Una juventud difícil, que la llevó a buscar –y encontrar– una sorprendente serenidad. Jane Fonda, de 87 años, ha contado su historia en el podcast de Michelle Obama, The Look: «No pensaba que llegaría a los 30«, confiesa la actriz y ganadora de un Oscar. «Estaba segura de que iba a morir antes«.
Los primeros años de su vida estuvieron marcados por años de soledad y desesperación, y por la muerte de su madre, Frances Ford Seymour, que se suicidó cuando ella sólo tenía 12 años. «Mi juventud no fue feliz… No soy una persona propensa a las adicciones, pero pensé que moriría de drogas y soledad», dice. «No creía tener talento. No me veía guapa. Tenía una forma de dismorfismo corporal. Me sentía perdida y sin rumbo. Mi autoestima creció a medida que me hacía mayor».
El peso de aquellos años difíciles, en los que la diva también sufrió trastornos alimentarios, ha dado paso a una nueva madurez. «El hecho de que tenga casi 88 años es asombroso», continúa Jane Fonda, que cumple años el 21 de diciembre. «Y aún más asombroso es que ahora tenga mejor aspecto. No volvería atrás por nada del mundo. Me siento más centrada, más completa, más entera. Soy feliz. Y soltera«.
La reflexión de la actriz sobre el tiempo y la vida se entrelaza con el recuerdo de su padre, Henry Fonda, fallecido en 1982 a los 77 años. «Vi morir a mi padre con muchos remordimientos. Fue una toma de conciencia importante para mí, porque si no quieres morir con remordimientos, tienes que vivir la última parte de tu vida de forma que no los tengas».
Antes de morir, tuvo una última oportunidad de hablar abiertamente con él: «Pude decirle que le quería y que le perdonaba por… ya sabes, por todo lo que no pasó. Y espero que me perdonara por no haber sido una hija mejor. Se lo dije». La reacción de su padre la sorprendió: «No dijo nada. Pero lloró. Nunca había visto a mi padre llorar. Fue… impactante«.

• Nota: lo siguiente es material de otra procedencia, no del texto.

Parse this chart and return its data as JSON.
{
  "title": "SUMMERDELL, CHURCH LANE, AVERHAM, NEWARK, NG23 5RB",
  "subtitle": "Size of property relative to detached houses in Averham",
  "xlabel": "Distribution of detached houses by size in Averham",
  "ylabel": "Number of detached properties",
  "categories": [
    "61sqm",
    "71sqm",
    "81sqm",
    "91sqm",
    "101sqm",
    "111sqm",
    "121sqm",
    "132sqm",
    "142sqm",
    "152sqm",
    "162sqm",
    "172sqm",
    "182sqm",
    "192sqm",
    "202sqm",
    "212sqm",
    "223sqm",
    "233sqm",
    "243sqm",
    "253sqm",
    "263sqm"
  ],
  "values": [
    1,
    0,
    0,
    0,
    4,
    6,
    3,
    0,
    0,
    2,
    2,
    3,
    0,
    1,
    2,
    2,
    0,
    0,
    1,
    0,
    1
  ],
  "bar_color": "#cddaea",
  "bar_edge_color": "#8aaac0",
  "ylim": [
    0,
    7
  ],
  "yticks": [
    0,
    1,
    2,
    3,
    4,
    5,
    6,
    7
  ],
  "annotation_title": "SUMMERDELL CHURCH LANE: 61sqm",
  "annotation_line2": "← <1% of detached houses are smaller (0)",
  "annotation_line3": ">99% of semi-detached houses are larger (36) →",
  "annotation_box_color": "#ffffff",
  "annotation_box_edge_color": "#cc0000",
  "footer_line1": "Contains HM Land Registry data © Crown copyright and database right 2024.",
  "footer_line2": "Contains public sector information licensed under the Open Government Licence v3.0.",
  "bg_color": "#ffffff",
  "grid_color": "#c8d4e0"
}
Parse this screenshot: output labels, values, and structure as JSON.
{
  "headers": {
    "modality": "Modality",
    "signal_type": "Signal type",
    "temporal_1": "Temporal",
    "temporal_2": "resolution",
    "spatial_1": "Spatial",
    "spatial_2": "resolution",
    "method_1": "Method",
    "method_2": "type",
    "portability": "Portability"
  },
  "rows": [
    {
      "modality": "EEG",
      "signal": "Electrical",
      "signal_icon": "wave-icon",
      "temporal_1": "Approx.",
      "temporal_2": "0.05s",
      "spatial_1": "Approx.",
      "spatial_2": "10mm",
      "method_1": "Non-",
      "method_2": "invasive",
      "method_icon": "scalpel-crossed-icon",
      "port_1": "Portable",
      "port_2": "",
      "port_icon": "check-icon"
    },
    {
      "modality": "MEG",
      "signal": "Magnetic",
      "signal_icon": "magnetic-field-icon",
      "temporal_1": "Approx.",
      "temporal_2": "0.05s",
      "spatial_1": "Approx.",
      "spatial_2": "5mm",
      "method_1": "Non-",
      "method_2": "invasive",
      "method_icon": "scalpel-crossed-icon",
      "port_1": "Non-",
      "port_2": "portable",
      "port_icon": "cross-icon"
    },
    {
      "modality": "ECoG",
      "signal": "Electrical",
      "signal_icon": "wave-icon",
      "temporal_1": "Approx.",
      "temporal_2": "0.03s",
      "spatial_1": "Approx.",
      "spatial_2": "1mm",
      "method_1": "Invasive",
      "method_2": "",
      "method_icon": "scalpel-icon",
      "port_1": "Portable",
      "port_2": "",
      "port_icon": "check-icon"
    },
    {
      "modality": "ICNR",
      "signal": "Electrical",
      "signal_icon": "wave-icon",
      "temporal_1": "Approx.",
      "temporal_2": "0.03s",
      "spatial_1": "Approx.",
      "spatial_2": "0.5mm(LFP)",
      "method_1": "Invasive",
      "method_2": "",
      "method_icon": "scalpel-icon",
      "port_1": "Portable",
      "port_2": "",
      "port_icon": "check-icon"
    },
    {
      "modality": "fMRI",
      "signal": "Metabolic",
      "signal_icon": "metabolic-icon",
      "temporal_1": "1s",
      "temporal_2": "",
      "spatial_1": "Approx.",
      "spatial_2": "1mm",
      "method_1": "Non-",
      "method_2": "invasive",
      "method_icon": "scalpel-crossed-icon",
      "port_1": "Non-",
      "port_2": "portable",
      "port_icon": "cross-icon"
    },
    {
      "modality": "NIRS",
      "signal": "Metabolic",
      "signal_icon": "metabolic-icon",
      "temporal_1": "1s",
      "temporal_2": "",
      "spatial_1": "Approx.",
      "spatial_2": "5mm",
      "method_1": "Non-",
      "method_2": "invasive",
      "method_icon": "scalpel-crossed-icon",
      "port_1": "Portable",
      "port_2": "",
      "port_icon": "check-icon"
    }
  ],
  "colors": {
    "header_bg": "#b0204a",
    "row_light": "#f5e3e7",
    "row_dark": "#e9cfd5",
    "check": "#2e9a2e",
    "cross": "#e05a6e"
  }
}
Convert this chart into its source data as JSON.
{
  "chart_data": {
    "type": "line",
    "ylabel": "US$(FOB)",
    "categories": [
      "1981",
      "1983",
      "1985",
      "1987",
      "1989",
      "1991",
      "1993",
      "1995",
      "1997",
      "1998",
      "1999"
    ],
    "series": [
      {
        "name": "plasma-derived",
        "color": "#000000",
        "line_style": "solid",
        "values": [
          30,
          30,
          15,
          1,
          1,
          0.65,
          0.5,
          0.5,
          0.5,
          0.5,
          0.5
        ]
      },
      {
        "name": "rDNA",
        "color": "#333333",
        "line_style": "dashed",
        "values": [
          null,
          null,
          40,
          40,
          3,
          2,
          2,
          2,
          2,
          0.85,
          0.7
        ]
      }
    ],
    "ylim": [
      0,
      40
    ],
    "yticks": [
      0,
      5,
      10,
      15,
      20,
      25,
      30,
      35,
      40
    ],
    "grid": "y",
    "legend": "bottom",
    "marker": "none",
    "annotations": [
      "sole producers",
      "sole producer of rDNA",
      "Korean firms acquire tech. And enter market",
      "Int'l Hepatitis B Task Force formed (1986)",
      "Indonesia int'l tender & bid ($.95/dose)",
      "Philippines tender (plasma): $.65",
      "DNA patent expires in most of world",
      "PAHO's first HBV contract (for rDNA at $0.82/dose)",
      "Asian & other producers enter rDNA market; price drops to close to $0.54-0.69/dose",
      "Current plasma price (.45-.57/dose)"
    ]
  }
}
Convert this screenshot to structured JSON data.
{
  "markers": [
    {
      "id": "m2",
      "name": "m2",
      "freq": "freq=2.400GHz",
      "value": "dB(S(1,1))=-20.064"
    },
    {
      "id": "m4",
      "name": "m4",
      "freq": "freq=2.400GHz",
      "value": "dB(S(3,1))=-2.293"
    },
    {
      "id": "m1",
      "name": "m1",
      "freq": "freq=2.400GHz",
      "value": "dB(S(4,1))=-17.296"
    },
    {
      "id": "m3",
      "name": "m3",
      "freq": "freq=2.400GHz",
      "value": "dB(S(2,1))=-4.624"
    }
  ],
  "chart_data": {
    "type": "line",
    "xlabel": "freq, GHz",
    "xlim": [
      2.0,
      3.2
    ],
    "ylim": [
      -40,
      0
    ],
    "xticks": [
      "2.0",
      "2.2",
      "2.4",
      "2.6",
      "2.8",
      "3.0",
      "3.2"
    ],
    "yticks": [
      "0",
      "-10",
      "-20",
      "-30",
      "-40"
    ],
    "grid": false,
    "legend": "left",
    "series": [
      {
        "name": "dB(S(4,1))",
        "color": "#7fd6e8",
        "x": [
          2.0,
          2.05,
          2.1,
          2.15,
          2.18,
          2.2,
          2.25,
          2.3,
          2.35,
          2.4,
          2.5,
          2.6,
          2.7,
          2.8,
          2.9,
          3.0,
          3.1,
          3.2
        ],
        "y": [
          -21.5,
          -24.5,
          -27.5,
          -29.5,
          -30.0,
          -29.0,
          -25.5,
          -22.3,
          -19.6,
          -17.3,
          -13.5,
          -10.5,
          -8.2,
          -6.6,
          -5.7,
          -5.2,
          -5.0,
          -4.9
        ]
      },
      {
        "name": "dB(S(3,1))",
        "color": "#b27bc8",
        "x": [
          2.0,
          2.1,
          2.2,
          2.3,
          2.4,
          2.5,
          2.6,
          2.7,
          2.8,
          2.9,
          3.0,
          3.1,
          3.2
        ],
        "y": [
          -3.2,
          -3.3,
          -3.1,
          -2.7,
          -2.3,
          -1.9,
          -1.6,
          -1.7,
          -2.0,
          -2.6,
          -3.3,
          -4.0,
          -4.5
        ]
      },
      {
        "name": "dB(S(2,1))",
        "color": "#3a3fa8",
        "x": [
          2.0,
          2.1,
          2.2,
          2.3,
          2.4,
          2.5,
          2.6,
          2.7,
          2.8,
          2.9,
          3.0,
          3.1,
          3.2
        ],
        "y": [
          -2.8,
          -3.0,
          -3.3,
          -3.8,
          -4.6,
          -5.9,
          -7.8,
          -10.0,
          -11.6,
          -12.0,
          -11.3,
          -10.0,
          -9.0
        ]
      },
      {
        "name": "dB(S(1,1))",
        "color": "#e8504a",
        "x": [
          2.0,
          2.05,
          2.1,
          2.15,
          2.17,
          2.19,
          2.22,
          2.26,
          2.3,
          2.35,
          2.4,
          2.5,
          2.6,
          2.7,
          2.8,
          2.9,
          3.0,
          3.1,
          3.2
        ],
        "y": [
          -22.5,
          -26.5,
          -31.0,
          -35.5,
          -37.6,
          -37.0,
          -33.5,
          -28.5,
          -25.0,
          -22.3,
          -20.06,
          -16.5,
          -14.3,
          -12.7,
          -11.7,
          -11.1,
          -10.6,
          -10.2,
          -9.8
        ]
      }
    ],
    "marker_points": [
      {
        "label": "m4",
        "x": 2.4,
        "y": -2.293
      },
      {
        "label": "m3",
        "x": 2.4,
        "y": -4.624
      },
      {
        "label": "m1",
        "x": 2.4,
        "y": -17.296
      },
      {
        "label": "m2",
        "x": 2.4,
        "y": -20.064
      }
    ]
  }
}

A partir de esas experiencias, Jane Fonda –pionera en el fitness femenino, revolucionando el entrenamiento de las mujeres en los años 80 con sus vídeos– formó su filosofía, la que ahora la guía cada día: «Quiero estar rodeada de gente que me quiera. El perdón, incluido el perdón hacia mí misma, ha entrado en juego. Esto ha guiado mi vida durante los últimos 30 años. Vivo para no arrepentirme de nada«, afirma.
Citando una de sus viejas frases, «Uno no se siente viejo mientras esté sano», Jane Fonda añade: «Creo que la vejez es estupenda cuando se vive con conciencia. La conciencia es la clave. Reflexiona realmente sobre cómo vives tu vida».